Il giallo del viaggio è inquietante quando le ruote motrici si posano sulla pesa dell'impianto della Planargia. La lancetta della bilancia segna 36.400 chilogrammi. Peccato che nel foglio di viaggio, inviato via fax durante la verifica dell'Arpas, ci sia un dato che apre uno scenario che lascia interdetti gli ispettori e gli inquirenti. Il mezzo di trasporto in partenza aveva registrato un carico di 28.000 chilogrammi. Dalla partenza all'arrivo il carico fognario si è moltiplicato. La lievitazione, inspiegabile e fuori legge, ha portato ad incrementare il peso di ben 8.400 chilogrammi. Una montagna di melma fognaria che si è aggiunta lungo il percorso. Impossibile pensare ad un errore. Ne sapranno qualcosa di più nei prossimi giorni i protagonisti dei viaggi fognari dalla Puglia verso la discarica Scala Erre di Sassari. Ben 700 formulari di trasporto, su 1613 acquisiti dagli organi di controllo, sono irregolari. La sanzione, già calcolata, potrebbe essere una botta da 6 milioni di euro da dividersi in parti uguali tra il produttore, l'Acquedotto Pugliese, il trasportatore e la discarica ricevente. Un colpo durissimo all'organizzazione che ha trasformato la Sardegna nel collettore fognario della Puglia con tanto di guadagni milionari. E la partita degli affari ruota intorno a veri e propri agenti speciali per questa «operazione cloaca». I nomi sono scritti nel foglio di viaggio che pubblichiamo. Come se pugliesi e sardi non parlassero la stessa lingua l'operazione viene seguita da intermediari, uno a Bari e uno a Sassari.

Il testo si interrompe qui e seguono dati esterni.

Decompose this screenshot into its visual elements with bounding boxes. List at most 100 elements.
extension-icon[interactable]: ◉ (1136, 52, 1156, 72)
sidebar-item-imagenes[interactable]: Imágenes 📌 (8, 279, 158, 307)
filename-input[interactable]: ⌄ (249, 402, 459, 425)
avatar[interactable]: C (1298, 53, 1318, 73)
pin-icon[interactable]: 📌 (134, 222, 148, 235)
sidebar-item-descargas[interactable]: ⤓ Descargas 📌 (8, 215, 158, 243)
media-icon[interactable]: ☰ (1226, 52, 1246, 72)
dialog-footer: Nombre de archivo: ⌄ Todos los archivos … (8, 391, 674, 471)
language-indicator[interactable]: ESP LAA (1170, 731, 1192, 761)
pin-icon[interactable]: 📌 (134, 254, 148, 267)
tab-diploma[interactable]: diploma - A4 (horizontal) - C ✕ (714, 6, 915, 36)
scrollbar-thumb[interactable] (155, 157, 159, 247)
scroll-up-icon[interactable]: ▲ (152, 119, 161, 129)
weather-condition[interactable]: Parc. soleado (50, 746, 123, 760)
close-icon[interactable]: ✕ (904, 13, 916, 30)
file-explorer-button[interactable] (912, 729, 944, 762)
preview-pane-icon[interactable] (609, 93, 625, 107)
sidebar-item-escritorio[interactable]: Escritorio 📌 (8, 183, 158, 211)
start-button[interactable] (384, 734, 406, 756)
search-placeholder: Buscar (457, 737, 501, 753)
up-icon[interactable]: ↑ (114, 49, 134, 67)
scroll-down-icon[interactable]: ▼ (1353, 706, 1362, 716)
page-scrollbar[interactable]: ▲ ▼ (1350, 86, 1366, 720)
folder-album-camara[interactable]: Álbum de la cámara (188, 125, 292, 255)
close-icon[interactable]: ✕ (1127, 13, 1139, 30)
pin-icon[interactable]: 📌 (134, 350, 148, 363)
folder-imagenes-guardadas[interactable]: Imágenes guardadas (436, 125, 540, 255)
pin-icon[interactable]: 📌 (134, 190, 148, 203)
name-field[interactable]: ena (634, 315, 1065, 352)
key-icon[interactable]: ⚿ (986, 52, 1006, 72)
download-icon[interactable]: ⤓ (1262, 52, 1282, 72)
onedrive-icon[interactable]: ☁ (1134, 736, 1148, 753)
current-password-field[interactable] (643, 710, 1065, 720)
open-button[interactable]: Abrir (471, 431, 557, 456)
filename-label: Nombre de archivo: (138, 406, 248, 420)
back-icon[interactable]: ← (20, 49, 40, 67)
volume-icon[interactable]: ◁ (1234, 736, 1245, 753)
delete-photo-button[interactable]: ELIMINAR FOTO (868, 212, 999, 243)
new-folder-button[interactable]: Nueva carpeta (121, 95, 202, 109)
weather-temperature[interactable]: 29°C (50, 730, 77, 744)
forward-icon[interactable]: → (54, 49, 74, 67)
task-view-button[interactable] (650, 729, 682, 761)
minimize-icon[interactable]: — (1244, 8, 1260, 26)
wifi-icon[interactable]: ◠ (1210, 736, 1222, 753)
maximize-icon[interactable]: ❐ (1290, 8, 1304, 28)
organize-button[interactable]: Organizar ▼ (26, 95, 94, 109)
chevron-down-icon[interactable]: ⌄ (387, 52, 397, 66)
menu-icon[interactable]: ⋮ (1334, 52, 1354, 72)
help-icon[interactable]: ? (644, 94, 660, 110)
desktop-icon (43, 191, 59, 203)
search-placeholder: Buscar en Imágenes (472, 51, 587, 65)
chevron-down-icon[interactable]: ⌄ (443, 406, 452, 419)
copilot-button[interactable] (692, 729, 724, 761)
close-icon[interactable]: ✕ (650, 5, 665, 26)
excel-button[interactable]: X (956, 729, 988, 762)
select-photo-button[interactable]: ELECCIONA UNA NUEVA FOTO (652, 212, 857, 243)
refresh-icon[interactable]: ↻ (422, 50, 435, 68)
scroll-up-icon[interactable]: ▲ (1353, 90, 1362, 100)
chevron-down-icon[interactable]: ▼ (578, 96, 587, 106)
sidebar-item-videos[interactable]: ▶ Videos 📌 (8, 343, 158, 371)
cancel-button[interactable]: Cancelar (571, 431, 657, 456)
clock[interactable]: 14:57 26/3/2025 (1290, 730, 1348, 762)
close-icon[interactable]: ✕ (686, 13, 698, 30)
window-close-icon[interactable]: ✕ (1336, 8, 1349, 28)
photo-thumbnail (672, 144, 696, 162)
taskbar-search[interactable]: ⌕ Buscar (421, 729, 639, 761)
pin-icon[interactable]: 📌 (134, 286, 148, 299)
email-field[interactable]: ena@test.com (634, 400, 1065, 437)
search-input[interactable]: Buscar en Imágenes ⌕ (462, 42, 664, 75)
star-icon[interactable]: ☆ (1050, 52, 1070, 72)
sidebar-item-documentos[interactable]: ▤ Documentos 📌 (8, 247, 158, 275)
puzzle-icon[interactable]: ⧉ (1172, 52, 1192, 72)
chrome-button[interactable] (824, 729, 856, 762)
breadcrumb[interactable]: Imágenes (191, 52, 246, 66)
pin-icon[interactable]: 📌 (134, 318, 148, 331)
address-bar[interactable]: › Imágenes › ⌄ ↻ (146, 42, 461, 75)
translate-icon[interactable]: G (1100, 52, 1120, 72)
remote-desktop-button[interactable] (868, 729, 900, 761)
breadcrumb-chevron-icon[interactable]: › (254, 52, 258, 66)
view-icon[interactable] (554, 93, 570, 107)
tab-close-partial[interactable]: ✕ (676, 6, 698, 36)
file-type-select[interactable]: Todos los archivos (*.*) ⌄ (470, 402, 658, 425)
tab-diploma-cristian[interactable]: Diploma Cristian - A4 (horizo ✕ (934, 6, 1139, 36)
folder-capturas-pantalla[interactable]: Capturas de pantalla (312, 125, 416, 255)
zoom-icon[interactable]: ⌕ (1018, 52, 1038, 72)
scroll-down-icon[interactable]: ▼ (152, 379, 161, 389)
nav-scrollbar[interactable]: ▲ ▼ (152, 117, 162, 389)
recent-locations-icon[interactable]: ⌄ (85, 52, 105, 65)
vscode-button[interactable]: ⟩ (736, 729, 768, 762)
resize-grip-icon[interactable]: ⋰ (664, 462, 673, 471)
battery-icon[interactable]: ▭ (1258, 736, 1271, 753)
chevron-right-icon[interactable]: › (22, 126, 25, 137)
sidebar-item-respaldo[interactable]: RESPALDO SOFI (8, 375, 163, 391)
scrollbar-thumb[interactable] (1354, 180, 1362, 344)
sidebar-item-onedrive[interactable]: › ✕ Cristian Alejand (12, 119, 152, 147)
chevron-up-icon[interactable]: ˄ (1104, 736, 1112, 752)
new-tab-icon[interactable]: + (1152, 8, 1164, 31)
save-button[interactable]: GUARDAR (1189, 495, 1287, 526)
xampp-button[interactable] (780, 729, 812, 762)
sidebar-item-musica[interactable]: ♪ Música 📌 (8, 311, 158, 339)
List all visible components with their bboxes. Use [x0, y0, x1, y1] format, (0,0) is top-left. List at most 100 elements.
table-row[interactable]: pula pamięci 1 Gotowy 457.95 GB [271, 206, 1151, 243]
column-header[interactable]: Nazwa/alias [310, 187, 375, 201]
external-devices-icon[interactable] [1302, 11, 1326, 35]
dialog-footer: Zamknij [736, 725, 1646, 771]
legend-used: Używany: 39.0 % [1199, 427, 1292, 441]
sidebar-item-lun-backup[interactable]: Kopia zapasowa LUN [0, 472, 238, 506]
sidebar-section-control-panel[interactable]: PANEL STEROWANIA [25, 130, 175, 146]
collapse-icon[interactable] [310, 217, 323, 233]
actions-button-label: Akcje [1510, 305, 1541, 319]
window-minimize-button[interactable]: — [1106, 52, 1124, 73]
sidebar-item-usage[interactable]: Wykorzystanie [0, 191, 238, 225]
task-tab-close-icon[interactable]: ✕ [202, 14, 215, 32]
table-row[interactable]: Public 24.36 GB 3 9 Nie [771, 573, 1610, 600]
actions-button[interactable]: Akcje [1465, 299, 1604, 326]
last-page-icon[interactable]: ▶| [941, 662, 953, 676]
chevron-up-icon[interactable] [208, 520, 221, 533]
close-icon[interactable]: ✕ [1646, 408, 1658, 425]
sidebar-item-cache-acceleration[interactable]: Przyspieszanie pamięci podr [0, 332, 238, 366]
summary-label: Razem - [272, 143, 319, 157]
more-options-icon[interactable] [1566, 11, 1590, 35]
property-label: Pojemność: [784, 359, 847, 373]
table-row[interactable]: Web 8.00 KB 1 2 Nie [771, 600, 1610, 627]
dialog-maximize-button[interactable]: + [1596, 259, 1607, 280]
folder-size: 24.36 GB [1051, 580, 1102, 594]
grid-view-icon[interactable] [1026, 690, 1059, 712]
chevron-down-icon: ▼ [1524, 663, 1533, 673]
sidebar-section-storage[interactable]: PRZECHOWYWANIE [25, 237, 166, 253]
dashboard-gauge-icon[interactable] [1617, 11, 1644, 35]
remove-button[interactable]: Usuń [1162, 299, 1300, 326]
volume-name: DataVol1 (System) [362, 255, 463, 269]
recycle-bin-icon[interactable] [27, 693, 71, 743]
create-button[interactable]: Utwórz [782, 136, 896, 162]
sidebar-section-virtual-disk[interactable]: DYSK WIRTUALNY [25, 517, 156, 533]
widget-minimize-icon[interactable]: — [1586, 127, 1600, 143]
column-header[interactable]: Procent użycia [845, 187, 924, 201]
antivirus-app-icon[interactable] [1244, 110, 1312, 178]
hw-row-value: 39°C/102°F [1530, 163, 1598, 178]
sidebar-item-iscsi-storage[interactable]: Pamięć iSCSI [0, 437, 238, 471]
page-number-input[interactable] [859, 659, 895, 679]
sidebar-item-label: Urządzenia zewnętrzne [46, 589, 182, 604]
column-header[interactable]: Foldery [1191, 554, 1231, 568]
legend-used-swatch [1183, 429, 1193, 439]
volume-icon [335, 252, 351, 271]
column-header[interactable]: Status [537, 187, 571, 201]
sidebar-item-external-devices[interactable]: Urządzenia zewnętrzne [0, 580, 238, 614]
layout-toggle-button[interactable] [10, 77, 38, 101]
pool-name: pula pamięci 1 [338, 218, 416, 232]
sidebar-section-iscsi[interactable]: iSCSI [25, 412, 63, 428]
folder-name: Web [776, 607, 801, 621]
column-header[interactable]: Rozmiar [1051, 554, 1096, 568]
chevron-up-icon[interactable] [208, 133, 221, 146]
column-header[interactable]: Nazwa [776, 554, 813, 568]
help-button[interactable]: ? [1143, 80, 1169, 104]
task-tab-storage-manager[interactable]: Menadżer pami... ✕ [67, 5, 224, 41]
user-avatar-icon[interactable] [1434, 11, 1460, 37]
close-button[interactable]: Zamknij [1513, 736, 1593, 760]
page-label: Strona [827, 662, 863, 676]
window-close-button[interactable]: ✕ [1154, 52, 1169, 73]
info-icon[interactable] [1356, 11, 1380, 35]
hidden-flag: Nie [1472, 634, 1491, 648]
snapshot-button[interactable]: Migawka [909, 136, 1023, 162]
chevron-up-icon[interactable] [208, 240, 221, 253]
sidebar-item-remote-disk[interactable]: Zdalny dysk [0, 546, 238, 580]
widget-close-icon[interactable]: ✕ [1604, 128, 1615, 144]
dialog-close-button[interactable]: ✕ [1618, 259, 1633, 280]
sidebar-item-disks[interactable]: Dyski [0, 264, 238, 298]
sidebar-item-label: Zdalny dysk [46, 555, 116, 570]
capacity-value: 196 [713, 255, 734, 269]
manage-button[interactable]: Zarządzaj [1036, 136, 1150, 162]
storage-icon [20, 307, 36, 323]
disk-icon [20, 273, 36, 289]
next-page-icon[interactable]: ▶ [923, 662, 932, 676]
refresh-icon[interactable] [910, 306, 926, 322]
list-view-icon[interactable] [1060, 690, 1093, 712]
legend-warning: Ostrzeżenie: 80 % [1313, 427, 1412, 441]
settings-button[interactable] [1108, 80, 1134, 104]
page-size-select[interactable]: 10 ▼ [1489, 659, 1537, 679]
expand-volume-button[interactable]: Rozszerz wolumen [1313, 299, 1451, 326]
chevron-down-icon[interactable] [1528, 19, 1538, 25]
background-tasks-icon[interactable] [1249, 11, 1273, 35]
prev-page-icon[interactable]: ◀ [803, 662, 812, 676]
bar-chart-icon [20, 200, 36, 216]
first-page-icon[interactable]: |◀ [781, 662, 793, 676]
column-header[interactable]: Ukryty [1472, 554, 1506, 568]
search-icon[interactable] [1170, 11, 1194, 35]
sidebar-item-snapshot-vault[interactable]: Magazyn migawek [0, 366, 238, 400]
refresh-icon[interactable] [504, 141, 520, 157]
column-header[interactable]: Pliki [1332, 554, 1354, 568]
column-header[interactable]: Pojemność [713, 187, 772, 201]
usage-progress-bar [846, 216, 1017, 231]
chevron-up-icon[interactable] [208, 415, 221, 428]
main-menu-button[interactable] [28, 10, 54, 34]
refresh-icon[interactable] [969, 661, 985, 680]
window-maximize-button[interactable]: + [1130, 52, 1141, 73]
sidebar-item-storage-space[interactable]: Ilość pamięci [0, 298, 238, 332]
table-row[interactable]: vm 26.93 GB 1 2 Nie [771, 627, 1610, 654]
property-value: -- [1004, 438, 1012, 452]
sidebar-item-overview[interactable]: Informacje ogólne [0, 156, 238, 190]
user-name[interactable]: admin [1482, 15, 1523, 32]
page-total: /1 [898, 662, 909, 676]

Il termine «intermediario» non è una licenza giornalistica, è riportato tale e quale nei documenti. A gestire l'affare sardo-pugliese è la Domus srl, della famiglia di Raffaele Patteri. Sono loro che intrattengono i rapporti con la Emmegi Ecologia, la società intermediaria dislocata al numero 18 di via Calefatti a Bari. E' la compagine delle due società a distribuire le fogne concentrate dei pugliesi, trasformate in bombe odorigene, una volta nella discarica di Scala erre a Sassari, una volta nell'impianto di Magomadas. Prima ancora quei fanghi avevano solcato il Tirreno verso Cala Saccaia, il porto industriale di Olbia, per essere scaricati a Murta Maria, nella discarica dello Spirito Santo.

Cittadini e Procure

Cittadini della frazione e Procura di Tempio hanno fatto il resto. Discarica vietata. La rotta si è poi spostata verso il piccolo comune della Planargia. Anche lì non è andata meglio, cittadini in rivolta e impianto posto sotto sequestro. La Procura di Oristano ha lavorato in silenzio, ma alla fine ha colpito pesantemente. In ballo ci sono decine di migliaia di metri cubi di fanghi fognari pugliesi finiti chissà dove e che, secondo quanto ha scritto l'Arpas nei tanti verbali di contestazione, non potevano essere in alcun modo trasformati in ammendante agricolo. Ed ora il caso Sassari che rischia di esplodere in maniera ancora più dirompente. Le quantità di fanghi fognari scaricati nel gigante di Scala Erre sono ciclopiche e anche in questo caso le violazioni sembrano essere scritte nero su bianco. Secondo i fogli di viaggio, i camion dalla Puglia alla periferia di Sassari hanno impiegato anche 40/50 giorni, con differenze rilevanti tra il peso in partenza e quello in arrivo. Carichi lievitati anche di dieci tonnellate. Nella rotta dei fanghi fognari tra la Puglia e la Sardegna si cela una fitta rete di rapporti privati e professionali, di intermediari e società. Ora le Procure di mezza Sardegna hanno deciso di accendere i riflettori. Inchieste che si sa dove iniziano ma non dove finiscono, proprio come i fanghi di Altamura.